The complaint also charges four individuals with aiding and abetting Delphi’s reporting and books-and-records violations. They include two former finance executives—Atul Pasricha, a one-time assistant treasurer, and Laura Marion, a former director of financial accounting and reporting—as well as two individuals who work for the Texas IT company.

The SEC’s alleges that between 2000 and 2004, Delphi and its executives engaged in several schemes that resulted in the auto parts maker materially misstating its financial condition and operating results in filings with the regulator.

Specifically, the SEC alleges that in 2000, Delphi engaged in two fraudulent accounting and disclosure schemes, which resulted in the company hiding a $237-million warranty claim asserted by its former parent company, and inflating its net income by $202 million. According to the charges, Delphi also entered into two improper inventory schemes in the fourth quarter of 2000, through which it agreed to sell roughly $270 million of metals, automotive batteries, and generator cores to two third parties at year-end, while simultaneously agreeing to repurchase the inventory in the following quarter for the original sales price, plus interest charges and structuring fees. The alleged deals enabled Delphi to inflate its cash flow from operations by $200 million, engineer $270 million in inventory reductions, and improperly report $80 million in net income.

The SEC also alleged that in the fourth quarter of 2001, Delphi solicited a $20 million lump sum payment from an IT company in return for Delphi providing new business to the IT company. The SEC claims that Delphi agreed to repay the $20 million over five years, with interest, which made the payment, in substance, a loan to the IT company. “However, in order to meet earnings forecasts for the quarter, Delphi improperly accounted for the $20 million payment as if it was a nonrefundable rebate on past business, rather than a liability,” the regulator added.

Finally, from 2003 to 2004, the SEC claimed that Delphi hid up to $325 million in factoring—sales of accounts receivables—to improperly boost non-GAAP, pro forma measures of Delphi’s financial performance. Hiding the factoring allowed Delphi to overstate materially its “Street net liquidity,” a pro forma measure, during that two-year period, according to the SEC.

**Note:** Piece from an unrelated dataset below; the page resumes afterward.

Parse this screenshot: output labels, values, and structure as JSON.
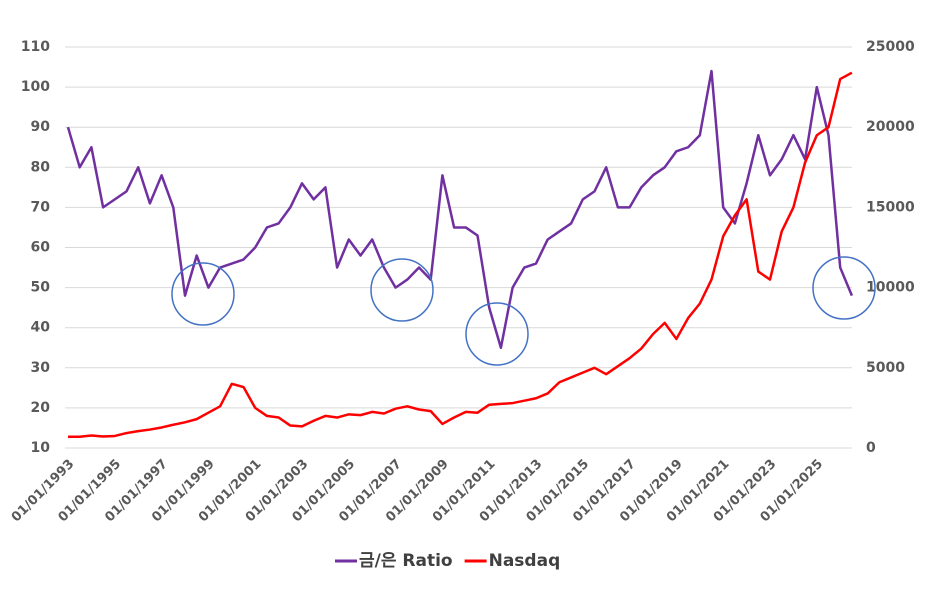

Explaining why the regulator did not impose a penalty on the company, Fredric D. Firestone, an associate director in the SEC’s Division of Enforcement, stated, “Despite engaging in widespread fraudulent conduct, Delphi took significant remedial steps and cooperated extensively with the Commission’s investigation.” He added that this is consistent with the principles announced by the SEC in January 2006 regarding financial penalties, which rewards companies for remediation and cooperation, among other things.

Under the individual settlements, the SEC said Dawes agreed to a five-year officer-and-director bar, and to pay disgorgement of $253,000 plus prejudgment interest of $134,000, and a penalty of $300,000. Pasricha agreed to pay a penalty of $55,000.

In connection with the civil action, Marion and two non-finance executives each agreed to the institution of settled administrative cease-and-desist proceedings against them.